A seguito della condanna l'identità di Mansour era stata inscritta nell'elenco degli '"avvisi rossi" dell'Interpol, cioè all'interno della lista dei ricercati  diffusa nei 181 paesi membri dell'organizzazione investigativa internazionale. La cattura a Berlino del giornalista ha destato immediato scalpore, esacerbato ancora dalla richiesta dell'Interpol egiziana di estradare Mansour, giunta in Germania il 20 giugno.
 
Tra le voci che si sono levate per protestare contro l'arresto del professionista egiziano-britannico si è fatta sentire quella del presidente dell'Associazione Tedesca dei Giornalisti (Djv), che ha invitato le autorità del paese a rifiutare l'estradizione. Un appello a cui si è associato anche il responsabile di Reporter senza Frontiere, Christian Mihr. Mihr ha sottolineato la necessità di aprire un'indagine sull'accaduto, spiegando come dietro alla condanna inflitta a Mansour potrebbero aver agito motivazioni politiche legate al nuovo corso del stato egiziano sotto il governo di Al-Sisi.

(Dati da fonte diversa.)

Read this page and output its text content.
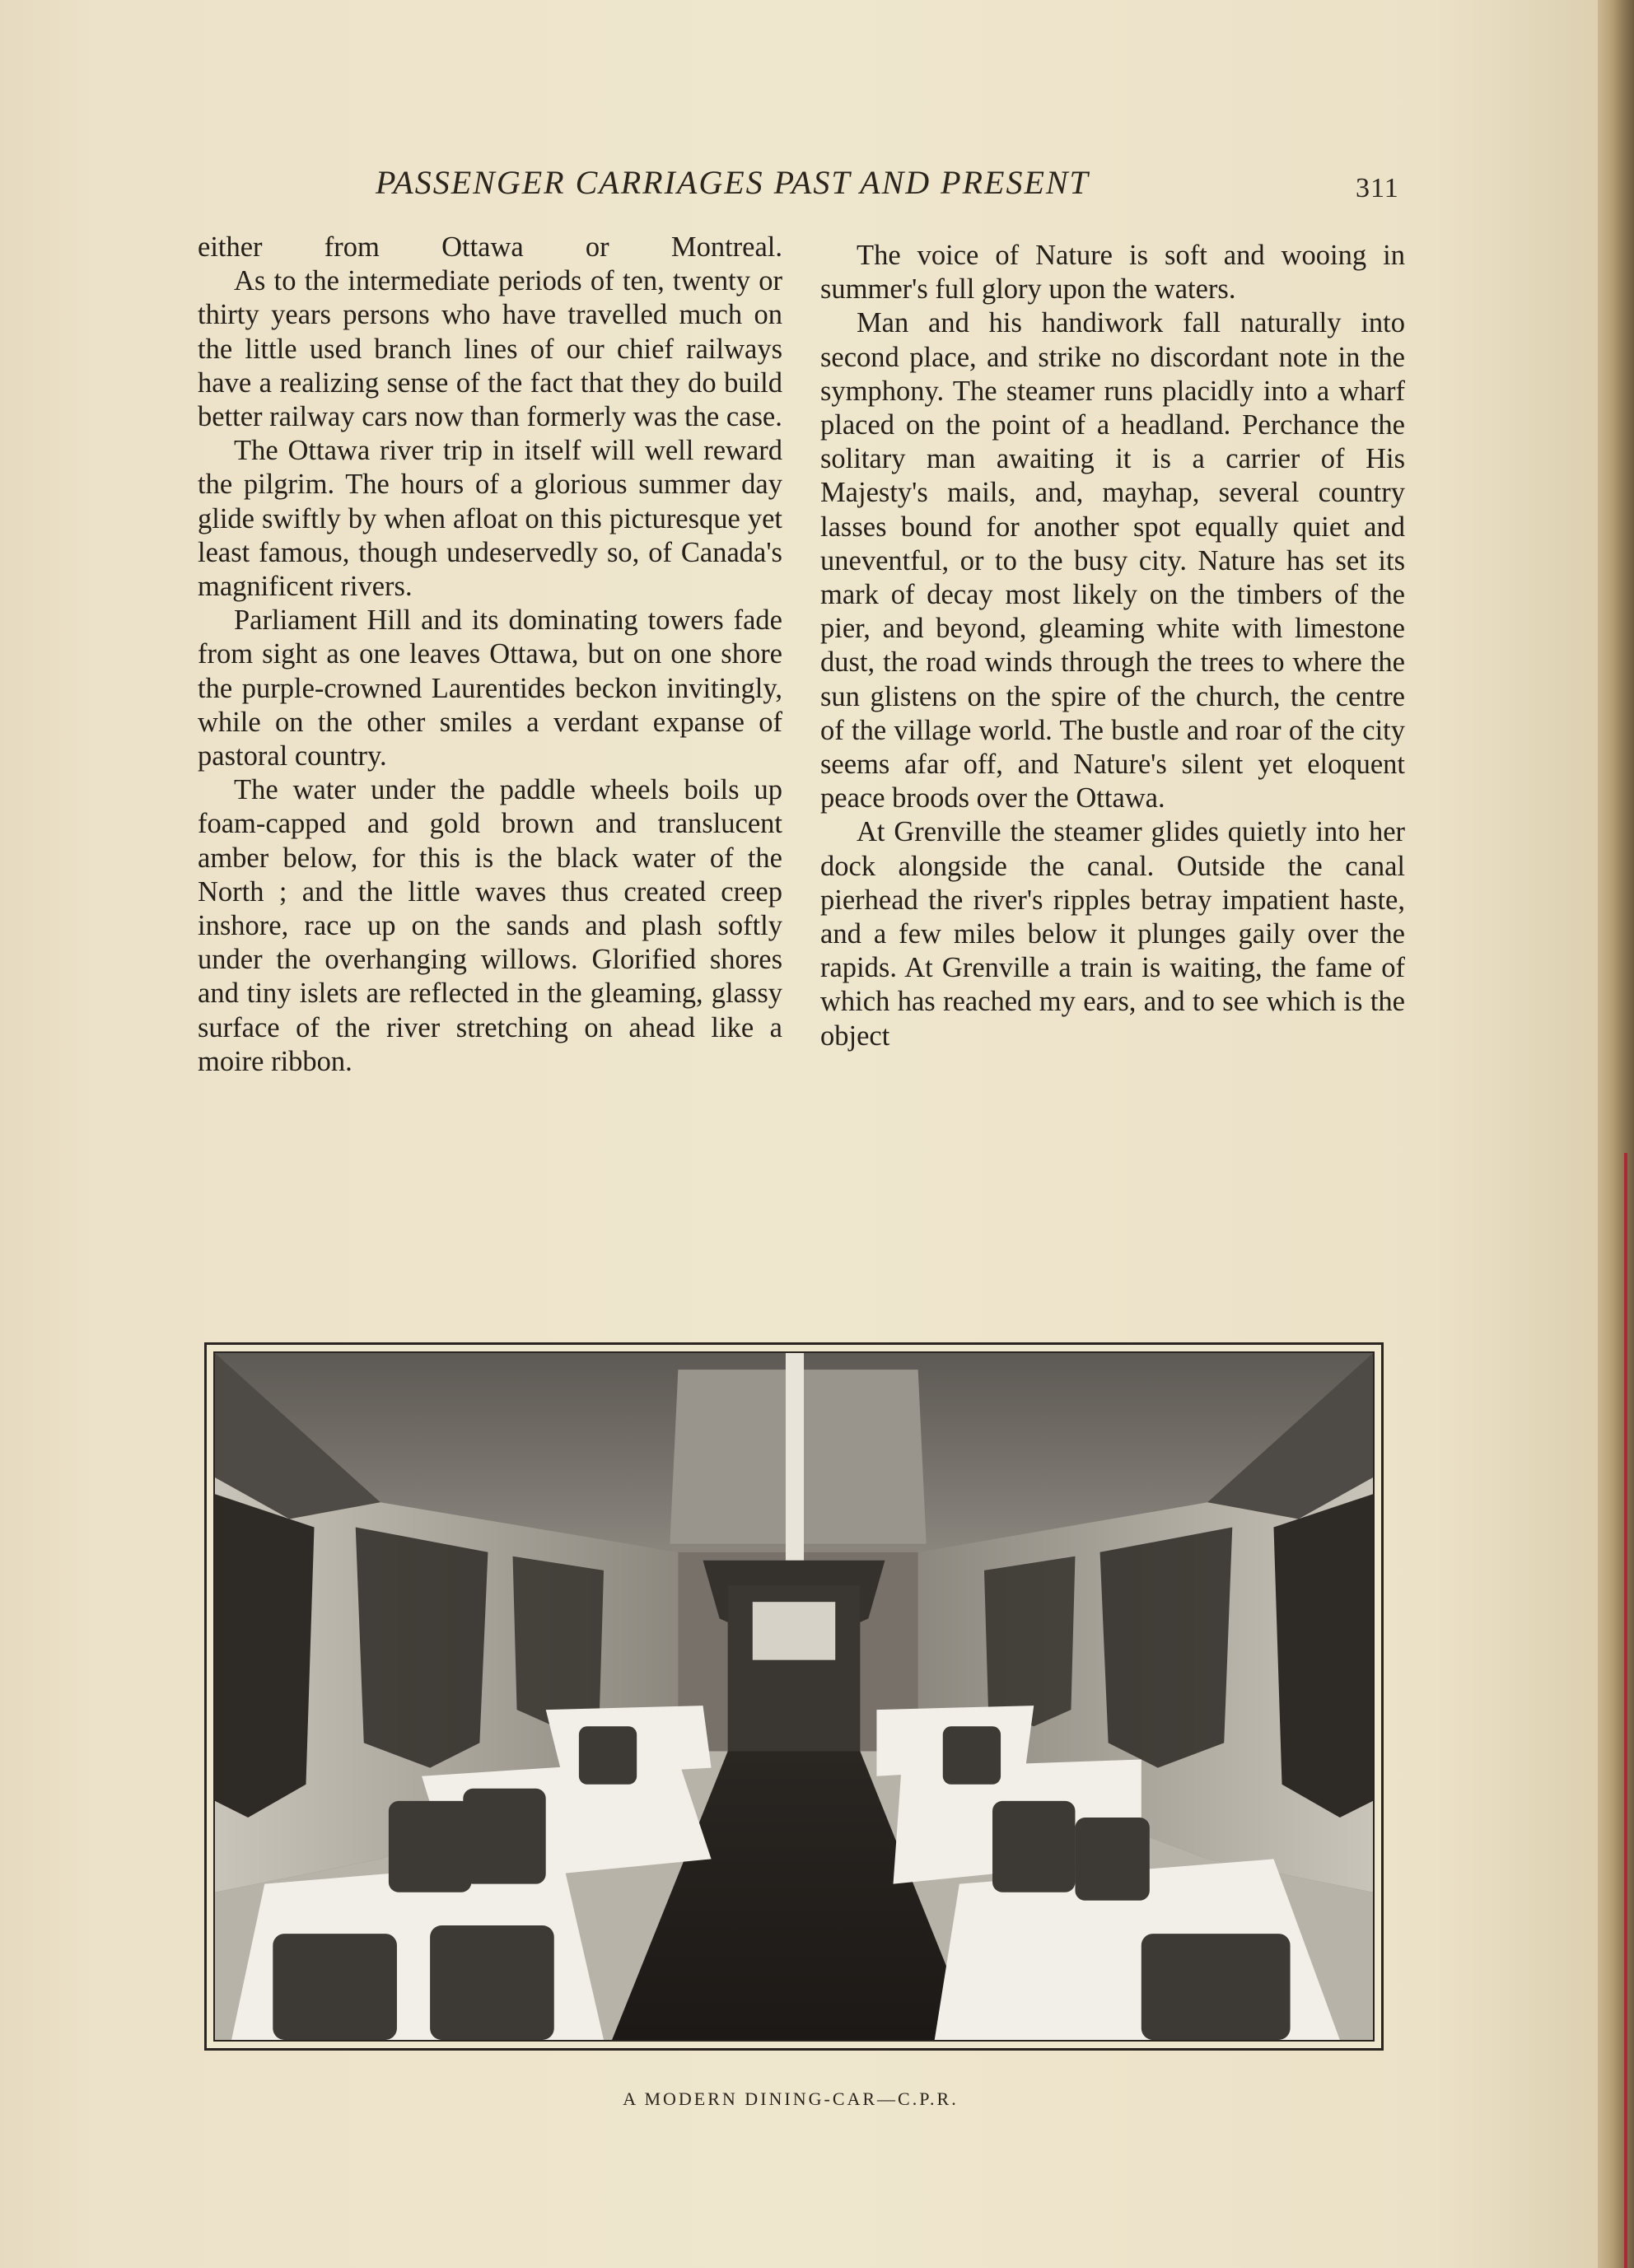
PASSENGER CARRIAGES PAST AND PRESENT	311

either from Ottawa or Montreal.

As to the intermediate periods of ten, twenty or thirty years persons who have travelled much on the little used branch lines of our chief railways have a realizing sense of the fact that they do build better railway cars now than formerly was the case.

The Ottawa river trip in itself will well reward the pilgrim. The hours of a glorious summer day glide swiftly by when afloat on this picturesque yet least famous, though undeservedly so, of Canada's magnificent rivers.

Parliament Hill and its dominating towers fade from sight as one leaves Ottawa, but on one shore the purple-crowned Laurentides beckon invitingly, while on the other smiles a verdant expanse of pastoral country.

The water under the paddle wheels boils up foam-capped and gold brown and translucent amber below, for this is the black water of the North ; and the little waves thus created creep inshore, race up on the sands and plash softly under the overhanging willows. Glorified shores and tiny islets are reflected in the gleaming, glassy surface of the river stretching on ahead like a moire ribbon.

The voice of Nature is soft and wooing in summer's full glory upon the waters.

Man and his handiwork fall naturally into second place, and strike no discordant note in the symphony. The steamer runs placidly into a wharf placed on the point of a headland. Perchance the solitary man awaiting it is a carrier of His Majesty's mails, and, mayhap, several country lasses bound for another spot equally quiet and uneventful, or to the busy city. Nature has set its mark of decay most likely on the timbers of the pier, and beyond, gleaming white with limestone dust, the road winds through the trees to where the sun glistens on the spire of the church, the centre of the village world. The bustle and roar of the city seems afar off, and Nature's silent yet eloquent peace broods over the Ottawa.

At Grenville the steamer glides quietly into her dock alongside the canal. Outside the canal pierhead the river's ripples betray impatient haste, and a few miles below it plunges gaily over the rapids. At Grenville a train is waiting, the fame of which has reached my ears, and to see which is the object

A MODERN DINING-CAR—C.P.R.
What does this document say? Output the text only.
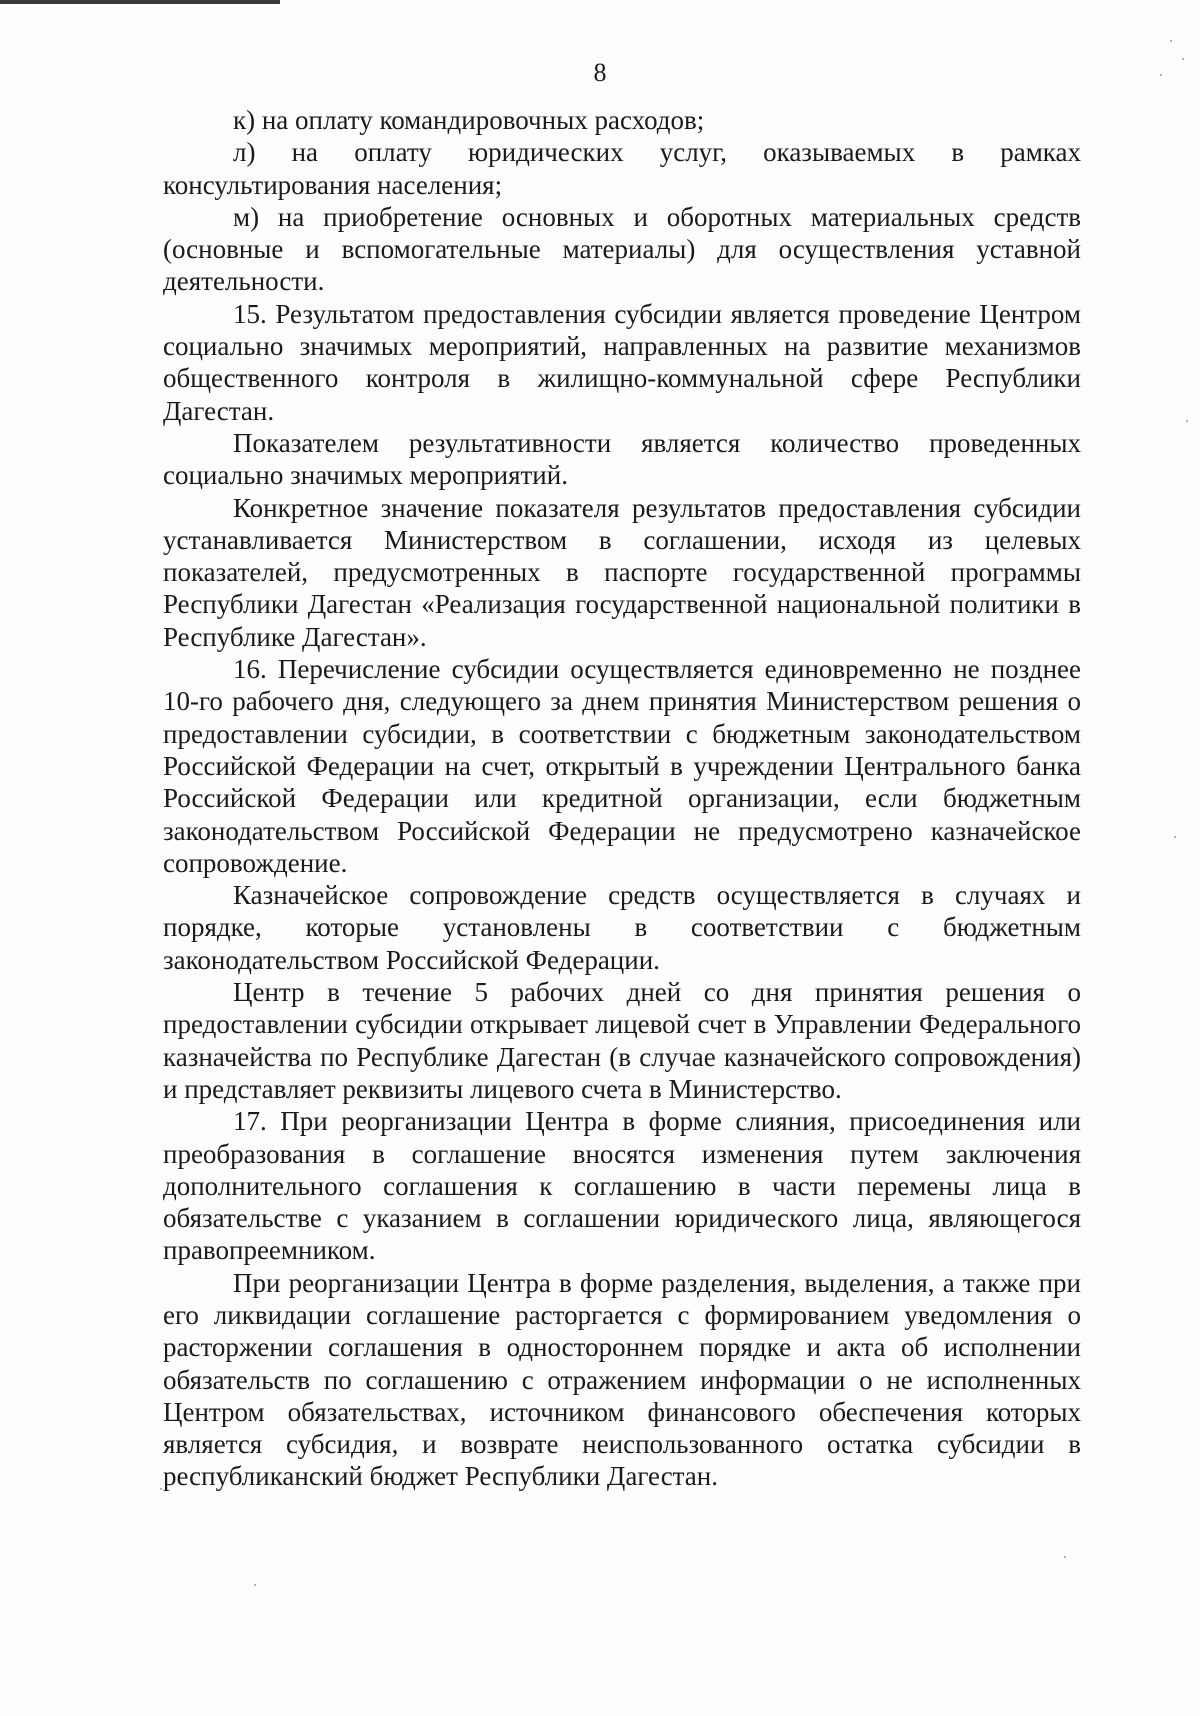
8

к) на оплату командировочных расходов;

л) на оплату юридических услуг, оказываемых в рамках консультирования населения;

м) на приобретение основных и оборотных материальных средств (основные и вспомогательные материалы) для осуществления уставной деятельности.

15. Результатом предоставления субсидии является проведение Центром социально значимых мероприятий, направленных на развитие механизмов общественного контроля в жилищно-коммунальной сфере Республики Дагестан.

Показателем результативности является количество проведенных социально значимых мероприятий.

Конкретное значение показателя результатов предоставления субсидии устанавливается Министерством в соглашении, исходя из целевых показателей, предусмотренных в паспорте государственной программы Республики Дагестан «Реализация государственной национальной политики в Республике Дагестан».

16. Перечисление субсидии осуществляется единовременно не позднее 10-го рабочего дня, следующего за днем принятия Министерством решения о предоставлении субсидии, в соответствии с бюджетным законодательством Российской Федерации на счет, открытый в учреждении Центрального банка Российской Федерации или кредитной организации, если бюджетным законодательством Российской Федерации не предусмотрено казначейское сопровождение.

Казначейское сопровождение средств осуществляется в случаях и порядке, которые установлены в соответствии с бюджетным законодательством Российской Федерации.

Центр в течение 5 рабочих дней со дня принятия решения о предоставлении субсидии открывает лицевой счет в Управлении Федерального казначейства по Республике Дагестан (в случае казначейского сопровождения) и представляет реквизиты лицевого счета в Министерство.

17. При реорганизации Центра в форме слияния, присоединения или преобразования в соглашение вносятся изменения путем заключения дополнительного соглашения к соглашению в части перемены лица в обязательстве с указанием в соглашении юридического лица, являющегося правопреемником.

При реорганизации Центра в форме разделения, выделения, а также при его ликвидации соглашение расторгается с формированием уведомления о расторжении соглашения в одностороннем порядке и акта об исполнении обязательств по соглашению с отражением информации о не исполненных Центром обязательствах, источником финансового обеспечения которых является субсидия, и возврате неиспользованного остатка субсидии в республиканский бюджет Республики Дагестан.
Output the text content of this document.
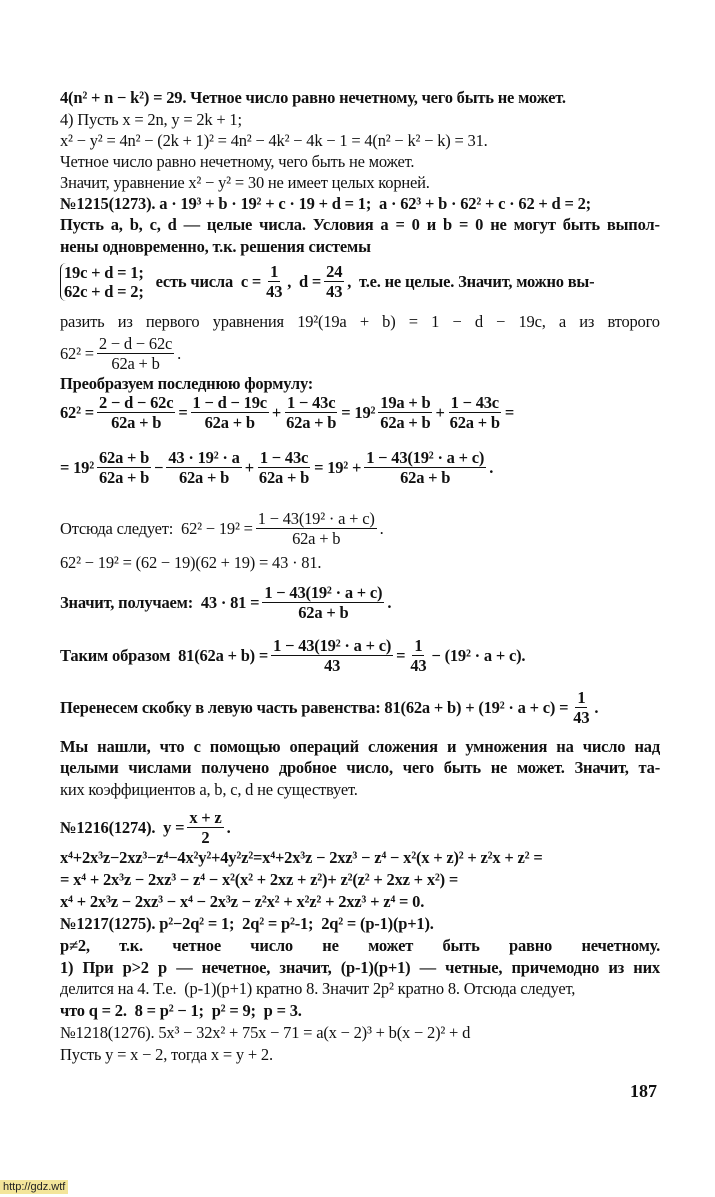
4(n² + n − k²) = 29. Четное число равно нечетному, чего быть не может.
4) Пусть x = 2n, y = 2k + 1;
x² − y² = 4n² − (2k + 1)² = 4n² − 4k² − 4k − 1 = 4(n² − k² − k) = 31.
Четное число равно нечетному, чего быть не может.
Значит, уравнение x² − y² = 30 не имеет целых корней.
№1215(1273). a · 19³ + b · 19² + c · 19 + d = 1;  a · 62³ + b · 62² + c · 62 + d = 2;
Пусть a, b, c, d — целые числа. Условия a = 0 и b = 0 не могут быть выпол-
нены одновременно, т.к. решения системы
19c + d = 1;
62c + d = 2;
есть числа  $c = \frac{1}{43}$ ,  $d = \frac{24}{43}$ ,  т.е. не целые. Значит, можно вы-
разить из первого уравнения 19²(19a + b) = 1 − d − 19c, а из второго
$62^2 = \frac{2 - d - 62c}{62a + b}$ .
Преобразуем последнюю формулу:
$62^2 = \frac{2 - d - 62c}{62a + b} = \frac{1 - d - 19c}{62a + b} + \frac{1 - 43c}{62a + b} = 19^2 \frac{19a + b}{62a + b} + \frac{1 - 43c}{62a + b}$ =
= $19^2 \frac{62a + b}{62a + b} - \frac{\text{43 · 19² · a}}{62a + b} + \frac{1 - 43c}{62a + b} = 19^2 + \frac{\text{1 − 43(19² · a + c)}}{62a + b}$ .
Отсюда следует:  $62^2 - 19^2 = \frac{\text{1 − 43(19² · a + c)}}{62a + b}$ .
62² − 19² = (62 − 19)(62 + 19) = 43 · 81.
Значит, получаем:  $43 \cdot 81 = \frac{\text{1 − 43(19² · a + c)}}{62a + b}$ .
Таким образом  $81(62a + b) = \frac{\text{1 − 43(19² · a + c)}}{43} = \frac{1}{43} - (19^2 \cdot a + c)$.
Перенесем скобку в левую часть равенства: $81(62a + b) + (19^2 \cdot a + c) = \frac{1}{43}$ .
Мы нашли, что с помощью операций сложения и умножения на число над
целыми числами получено дробное число, чего быть не может. Значит, та-
ких коэффициентов a, b, c, d не существует.
№1216(1274).  $y = \frac{x + z}{2}$ .
x⁴+2x³z−2xz³−z⁴−4x²y²+4y²z²=x⁴+2x³z − 2xz³ − z⁴ − x²(x + z)² + z²x + z² =
= x⁴ + 2x³z − 2xz³ − z⁴ − x²(x² + 2xz + z²)+ z²(z² + 2xz + x²) =
x⁴ + 2x³z − 2xz³ − x⁴ − 2x³z − z²x² + x²z² + 2xz³ + z⁴ = 0.
№1217(1275). p²−2q² = 1;  2q² = p²-1;  2q² = (p-1)(p+1).
p≠2, т.к. четное число не может быть равно нечетному.
1) При p>2 p — нечетное, значит, (p-1)(p+1) — четные, причемодно из них
делится на 4. Т.е.  (p-1)(p+1) кратно 8. Значит 2p² кратно 8. Отсюда следует,
что q = 2.  8 = p² − 1;  p² = 9;  p = 3.
№1218(1276). 5x³ − 32x² + 75x − 71 = a(x − 2)³ + b(x − 2)² + d
Пусть y = x − 2, тогда x = y + 2.
187
http://gdz.wtf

A gettare ulteriore sale sulle ferite aperte di quello che è diventato un vero e proprio caso mediatico internazionale sono arrivate le presunte rivelazioni fatte dal quotidiano egiziano "Al Youm al Sabea". Secondo il giornale le autorità tedesche avrebbero offerto al 52enne giornalista la possibilità del rilascio in cambio di informazioni sui leader del Fronte al Nusra e i comandanti dello Stato islamico.
 
La battaglia legale che ha visto Mansour protagonista involontario non è una vicenda che si presenta isolata nel panorma della libertà d'informazione nell'Egitto degli ultimi anni, ma richiama alla mente le vicissitudini di altri giornalisti di Al-Jazeera finiti nel mirino de Il Cairo. Solo a febbraio del 2015, infatti, sono stati liberati Moahamed Fahmy, Baher Mohamed e Peter Greste, condannati al carcere da una corte egiziana per attività di supporto ai "Fratelli musulmani", e per la diffusione di notizie false allo scopo di mettere in pericolo la sicurezza nazionale. Fahmy e Baher sono stati rilasciati dopo 413 giorni di carcere. Fahmy, naturalizzato canadese, ha dovuto pagare una cauzione da 33 mila dollari. Paradossalmente una volta in libertà si è scagliato contro la tv in cui lavorava, annunciando di voler intraprendere una causa legale nei suoi confronti. Secondo Fahmy, infatti, Al-jazeera si sarebbe resa veramente colpevole di perseguire "una strategia mirata per diffamare l'Egitto".